TOKİ’nin tüm yetkileri ile son 20 yılda, tüm Türkiye’de, Emlak Konut tarafından yapılanlar dahil, 1 milyon civarında konut üretebildiğini paylaşan Tatlı, şunları kaydetti: “Deprem bölgesinde 600 bin konut ihtiyacı olduğu ifade ediliyor. İstanbul için yine 600 bin civarında konutun dönüşmesi gerektiği yetkililerce dile getirildi. Bu rakamları yan yana koyduğumuzda 20 yılda ürettiğimiz konut kadar konutun üretilmesi gerektiği ortaya çıkıyor. Maliyet karşılansa bile inşaatın yapımı için malzeme, usta, işçi bulmak bile kısa vadeler için kolay görünmüyor.”

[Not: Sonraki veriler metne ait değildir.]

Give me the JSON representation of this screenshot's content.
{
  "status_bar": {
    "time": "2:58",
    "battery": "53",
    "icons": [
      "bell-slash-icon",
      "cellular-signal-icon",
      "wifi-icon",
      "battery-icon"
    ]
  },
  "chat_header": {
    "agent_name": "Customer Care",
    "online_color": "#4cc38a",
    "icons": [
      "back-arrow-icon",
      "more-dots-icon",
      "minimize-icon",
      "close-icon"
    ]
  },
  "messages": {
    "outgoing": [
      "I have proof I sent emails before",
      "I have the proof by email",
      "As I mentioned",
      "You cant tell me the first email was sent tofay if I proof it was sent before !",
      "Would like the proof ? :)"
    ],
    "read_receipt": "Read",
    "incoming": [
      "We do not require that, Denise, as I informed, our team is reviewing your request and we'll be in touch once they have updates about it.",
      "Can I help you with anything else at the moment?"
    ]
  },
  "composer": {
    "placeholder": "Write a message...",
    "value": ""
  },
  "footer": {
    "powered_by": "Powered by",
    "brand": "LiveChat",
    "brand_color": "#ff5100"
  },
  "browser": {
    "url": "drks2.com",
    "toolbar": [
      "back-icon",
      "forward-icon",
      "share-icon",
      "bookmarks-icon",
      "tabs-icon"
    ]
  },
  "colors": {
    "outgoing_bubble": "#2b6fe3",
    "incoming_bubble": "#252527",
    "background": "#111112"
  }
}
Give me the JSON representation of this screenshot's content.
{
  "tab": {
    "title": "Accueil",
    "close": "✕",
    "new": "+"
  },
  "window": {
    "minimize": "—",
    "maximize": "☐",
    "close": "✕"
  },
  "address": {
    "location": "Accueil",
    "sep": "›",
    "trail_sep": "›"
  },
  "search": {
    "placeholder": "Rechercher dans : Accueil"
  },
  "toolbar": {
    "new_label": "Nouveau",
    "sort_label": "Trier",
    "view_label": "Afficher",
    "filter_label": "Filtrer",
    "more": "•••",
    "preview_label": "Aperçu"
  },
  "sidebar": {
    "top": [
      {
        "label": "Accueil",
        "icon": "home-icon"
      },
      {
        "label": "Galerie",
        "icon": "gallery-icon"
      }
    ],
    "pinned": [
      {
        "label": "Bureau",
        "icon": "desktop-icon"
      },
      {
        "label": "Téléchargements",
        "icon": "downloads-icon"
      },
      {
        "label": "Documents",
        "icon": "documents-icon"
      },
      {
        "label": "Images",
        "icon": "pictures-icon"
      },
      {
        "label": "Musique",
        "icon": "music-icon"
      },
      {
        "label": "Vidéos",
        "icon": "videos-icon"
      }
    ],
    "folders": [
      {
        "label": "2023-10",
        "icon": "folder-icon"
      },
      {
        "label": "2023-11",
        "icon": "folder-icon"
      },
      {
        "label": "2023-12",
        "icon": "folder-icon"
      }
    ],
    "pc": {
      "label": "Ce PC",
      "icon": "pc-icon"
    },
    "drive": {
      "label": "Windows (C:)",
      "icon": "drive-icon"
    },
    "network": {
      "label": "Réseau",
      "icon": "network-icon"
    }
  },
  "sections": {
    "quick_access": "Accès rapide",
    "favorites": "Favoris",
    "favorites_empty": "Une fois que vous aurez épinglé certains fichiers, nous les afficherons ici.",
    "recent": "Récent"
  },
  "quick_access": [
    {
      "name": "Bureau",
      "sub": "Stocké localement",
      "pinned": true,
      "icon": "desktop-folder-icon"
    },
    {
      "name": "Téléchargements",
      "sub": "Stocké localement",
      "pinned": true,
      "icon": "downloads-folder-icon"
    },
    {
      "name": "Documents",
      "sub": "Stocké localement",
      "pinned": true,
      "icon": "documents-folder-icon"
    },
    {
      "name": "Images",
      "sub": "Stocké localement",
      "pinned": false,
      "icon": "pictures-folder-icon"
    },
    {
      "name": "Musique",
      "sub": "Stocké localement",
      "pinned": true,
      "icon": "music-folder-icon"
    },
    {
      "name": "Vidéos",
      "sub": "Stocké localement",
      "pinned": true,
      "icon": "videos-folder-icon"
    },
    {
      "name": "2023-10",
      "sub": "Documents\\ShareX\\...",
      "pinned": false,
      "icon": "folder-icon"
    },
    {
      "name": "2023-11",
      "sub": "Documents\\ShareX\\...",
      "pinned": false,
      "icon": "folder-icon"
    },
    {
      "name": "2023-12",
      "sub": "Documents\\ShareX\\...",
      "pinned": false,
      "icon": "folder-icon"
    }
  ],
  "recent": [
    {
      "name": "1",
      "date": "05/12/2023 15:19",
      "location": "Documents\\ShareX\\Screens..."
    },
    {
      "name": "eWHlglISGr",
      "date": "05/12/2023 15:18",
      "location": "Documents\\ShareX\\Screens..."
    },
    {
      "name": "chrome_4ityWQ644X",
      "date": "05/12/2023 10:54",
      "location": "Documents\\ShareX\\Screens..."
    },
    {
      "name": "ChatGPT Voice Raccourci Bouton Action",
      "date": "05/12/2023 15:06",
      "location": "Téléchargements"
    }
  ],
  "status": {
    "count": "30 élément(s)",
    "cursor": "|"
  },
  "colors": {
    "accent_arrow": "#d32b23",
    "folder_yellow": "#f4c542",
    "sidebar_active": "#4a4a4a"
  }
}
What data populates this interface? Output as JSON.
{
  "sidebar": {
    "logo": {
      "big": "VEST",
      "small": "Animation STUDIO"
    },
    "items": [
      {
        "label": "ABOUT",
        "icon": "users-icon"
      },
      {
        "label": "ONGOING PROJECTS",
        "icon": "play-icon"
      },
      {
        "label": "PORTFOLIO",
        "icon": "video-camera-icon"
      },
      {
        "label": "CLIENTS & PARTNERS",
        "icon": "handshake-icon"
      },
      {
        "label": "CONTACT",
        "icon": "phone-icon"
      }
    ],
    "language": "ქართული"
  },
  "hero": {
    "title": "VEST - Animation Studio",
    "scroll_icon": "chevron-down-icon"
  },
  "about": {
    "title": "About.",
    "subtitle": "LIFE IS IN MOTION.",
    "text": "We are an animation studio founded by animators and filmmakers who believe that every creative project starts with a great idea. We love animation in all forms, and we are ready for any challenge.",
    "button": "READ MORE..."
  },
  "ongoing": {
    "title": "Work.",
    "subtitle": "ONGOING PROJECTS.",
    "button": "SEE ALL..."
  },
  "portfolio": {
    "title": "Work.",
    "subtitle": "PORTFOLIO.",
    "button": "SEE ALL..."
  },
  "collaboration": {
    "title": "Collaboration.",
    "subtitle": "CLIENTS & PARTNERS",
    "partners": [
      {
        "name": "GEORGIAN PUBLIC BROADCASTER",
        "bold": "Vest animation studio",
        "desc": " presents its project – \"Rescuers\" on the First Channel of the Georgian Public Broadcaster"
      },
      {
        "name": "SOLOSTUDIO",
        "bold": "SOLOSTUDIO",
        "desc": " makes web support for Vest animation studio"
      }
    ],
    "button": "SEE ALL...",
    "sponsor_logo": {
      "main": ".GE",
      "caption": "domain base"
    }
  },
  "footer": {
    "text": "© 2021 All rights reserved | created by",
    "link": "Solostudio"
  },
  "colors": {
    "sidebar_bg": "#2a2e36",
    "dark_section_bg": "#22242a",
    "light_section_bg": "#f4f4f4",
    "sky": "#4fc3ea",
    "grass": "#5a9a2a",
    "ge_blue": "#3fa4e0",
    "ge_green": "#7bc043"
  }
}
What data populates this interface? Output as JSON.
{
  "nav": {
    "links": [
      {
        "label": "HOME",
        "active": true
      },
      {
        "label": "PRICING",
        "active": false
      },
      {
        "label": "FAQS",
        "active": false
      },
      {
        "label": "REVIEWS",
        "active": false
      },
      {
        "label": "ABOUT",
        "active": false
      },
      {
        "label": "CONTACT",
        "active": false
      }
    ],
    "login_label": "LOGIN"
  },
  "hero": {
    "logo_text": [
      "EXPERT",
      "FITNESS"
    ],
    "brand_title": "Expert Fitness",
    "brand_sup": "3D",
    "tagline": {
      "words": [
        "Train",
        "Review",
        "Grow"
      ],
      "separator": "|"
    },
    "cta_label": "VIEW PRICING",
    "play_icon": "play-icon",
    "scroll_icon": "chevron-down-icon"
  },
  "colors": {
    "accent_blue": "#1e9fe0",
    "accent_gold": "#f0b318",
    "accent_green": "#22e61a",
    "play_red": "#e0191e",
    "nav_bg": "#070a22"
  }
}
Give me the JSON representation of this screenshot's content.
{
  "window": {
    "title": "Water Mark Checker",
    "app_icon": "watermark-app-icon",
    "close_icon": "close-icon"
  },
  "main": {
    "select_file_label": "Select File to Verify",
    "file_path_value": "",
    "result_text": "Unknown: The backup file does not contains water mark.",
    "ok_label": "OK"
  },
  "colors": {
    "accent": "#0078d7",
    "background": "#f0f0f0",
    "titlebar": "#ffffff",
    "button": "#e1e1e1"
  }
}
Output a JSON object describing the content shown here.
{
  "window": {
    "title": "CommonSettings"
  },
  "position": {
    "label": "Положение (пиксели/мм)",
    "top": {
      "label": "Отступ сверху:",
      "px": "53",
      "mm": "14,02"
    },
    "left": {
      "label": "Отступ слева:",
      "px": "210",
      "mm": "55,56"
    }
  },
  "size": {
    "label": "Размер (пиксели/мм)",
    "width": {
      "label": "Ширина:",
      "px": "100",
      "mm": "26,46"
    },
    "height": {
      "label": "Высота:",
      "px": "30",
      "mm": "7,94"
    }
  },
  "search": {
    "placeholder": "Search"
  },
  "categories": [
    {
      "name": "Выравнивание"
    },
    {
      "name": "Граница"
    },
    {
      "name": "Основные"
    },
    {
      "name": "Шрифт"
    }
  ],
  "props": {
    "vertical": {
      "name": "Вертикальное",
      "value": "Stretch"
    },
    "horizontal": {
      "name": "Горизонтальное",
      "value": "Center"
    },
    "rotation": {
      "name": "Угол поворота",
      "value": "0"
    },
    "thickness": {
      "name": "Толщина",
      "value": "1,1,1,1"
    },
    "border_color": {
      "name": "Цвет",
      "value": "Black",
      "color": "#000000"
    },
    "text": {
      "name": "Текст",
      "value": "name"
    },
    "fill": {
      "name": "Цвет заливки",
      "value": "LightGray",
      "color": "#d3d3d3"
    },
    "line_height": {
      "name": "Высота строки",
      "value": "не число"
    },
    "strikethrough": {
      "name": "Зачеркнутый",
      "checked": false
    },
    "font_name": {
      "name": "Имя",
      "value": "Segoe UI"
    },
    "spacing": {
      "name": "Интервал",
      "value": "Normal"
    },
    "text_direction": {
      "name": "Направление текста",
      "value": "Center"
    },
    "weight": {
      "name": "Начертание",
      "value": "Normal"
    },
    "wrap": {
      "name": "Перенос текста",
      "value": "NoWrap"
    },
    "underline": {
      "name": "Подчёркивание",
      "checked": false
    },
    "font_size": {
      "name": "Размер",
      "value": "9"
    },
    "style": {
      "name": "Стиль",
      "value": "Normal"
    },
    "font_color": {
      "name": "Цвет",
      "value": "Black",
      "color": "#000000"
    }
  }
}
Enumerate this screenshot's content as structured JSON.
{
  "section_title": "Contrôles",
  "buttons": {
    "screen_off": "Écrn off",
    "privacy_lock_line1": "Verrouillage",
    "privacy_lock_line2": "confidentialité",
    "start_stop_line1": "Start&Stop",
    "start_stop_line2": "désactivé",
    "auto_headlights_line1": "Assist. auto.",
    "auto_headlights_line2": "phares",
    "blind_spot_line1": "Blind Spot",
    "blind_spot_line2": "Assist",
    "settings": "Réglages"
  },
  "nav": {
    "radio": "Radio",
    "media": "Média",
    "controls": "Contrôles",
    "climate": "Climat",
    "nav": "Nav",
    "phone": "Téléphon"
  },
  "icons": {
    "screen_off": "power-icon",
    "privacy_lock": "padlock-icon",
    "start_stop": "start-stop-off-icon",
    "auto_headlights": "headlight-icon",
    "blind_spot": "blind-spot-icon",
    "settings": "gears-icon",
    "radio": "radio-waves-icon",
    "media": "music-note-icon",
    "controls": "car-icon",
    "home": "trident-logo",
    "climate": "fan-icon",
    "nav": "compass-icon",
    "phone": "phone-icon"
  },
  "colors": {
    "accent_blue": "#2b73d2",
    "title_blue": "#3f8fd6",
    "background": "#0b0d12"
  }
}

“YOKSULLAR İÇİN DURUM DAHA ZOR”
“Yoksul kesimler için ise durum çok daha zor, TOKİ’nin İstanbul’da alt gelir grubuna yönelik ürettiği yalnızca iki konut projesi var, biri Esenler biri ise Şile’de. Ne yazık ki mevcut yaklaşımlarla yoksullar için sağlıklı, nitelikli konutlarda yaşama hakkının sağlanması zor görünüyor” diyen Tatlı’ya göre dar gelirli ve yoksul vatadandaşların merkezden kentin çeperlerine doğru atılıyor. Arsa maliyetinin daha düşük olduğu merkez dışındaki bölgelerde konut fiyatlarının daha düşük olması bunda bir etken olduğunu ifade eden Tatlı, "Sanayi tesislerinin kent dışına taşınması gibi başka unsurlar da var. Kentin bütünü açısından bu durum korunması gereken tarım alanlarının, meraların, su havzalarının imara açılması anlamına geliyor. İkinci bir sorun da yapılan konutların enerji verimliliği, çevresel etkiler ve sosyal dokuya uyumluluk gibi unsurları dikkate alınmıyor. Bakanlığın, İstanbul için bütüncül bir yaklaşımla deprem riskinin yüksek olduğu bölgeler öncelikli olmak üzere bir planlama yapması gerekiyor. 600 bin konutun yeniden yapılması için belirlenen süreç ve zaman çerçevesinin çizilmeden bu kadar bu büyük ölçekli dönüşüm sürecinin nasıl yönetileceği konusunda emin değilim. Gerçekçi bir planlama ve uygulama stratejisi oluşturulmalı, toplumun güveni kazanılmalı ve sosyal konut politikaları ile beraber ele alınmalı” şeklinde konuştu.
HEDEFLER TUTMADI
Kentsel dönüşüm için atılan adımlar olsa da bunların ekonomik olarak ne kadar mümkün olacağı ise merak konusu. İstanbul Planlama Ajansı’nın “’Her Yıl 200-250 Bin Konut’: Kentsel Dönüşüm Vaat Analizi” raporunda yer verilen bilgilere göre TOKİ’nin 2002 yılından beri İstanbul’da yaptığı toplam konut projesi sayısı 98 bin 846. Bu projelerin 60 bin 632’si tamamlandı, 38 bin 214’ü ise devam ediyor. 14 bin 980 proje, kentsel dönüşüm amacı dışında üretilen lüks konut olarak öne çıkıyor. TOKİ İstanbul’da 2018-2023 yılları arasında ortalama 3 bin konut tamamlayabildi. Kentsel dönüşüm ve gelişim projelerinde yer alan konutlar TOKİ tarafından üretilen konutların yalnızca yüze 15,2’sini oluşturuyor. Raporda, 23 Aralık 2023 tarihinde açıklanan Yarısı Bizden Kampanyası 350 bin konutun, 5 yılda ise 1,5 milyon riskli bağımsız bölümün dönüştürüleceği hatırlatılırken, artan konut maliyetleri ve yüksek enflasyon nedeniyle bunun gerçekçi olmadığı da vurgulandı.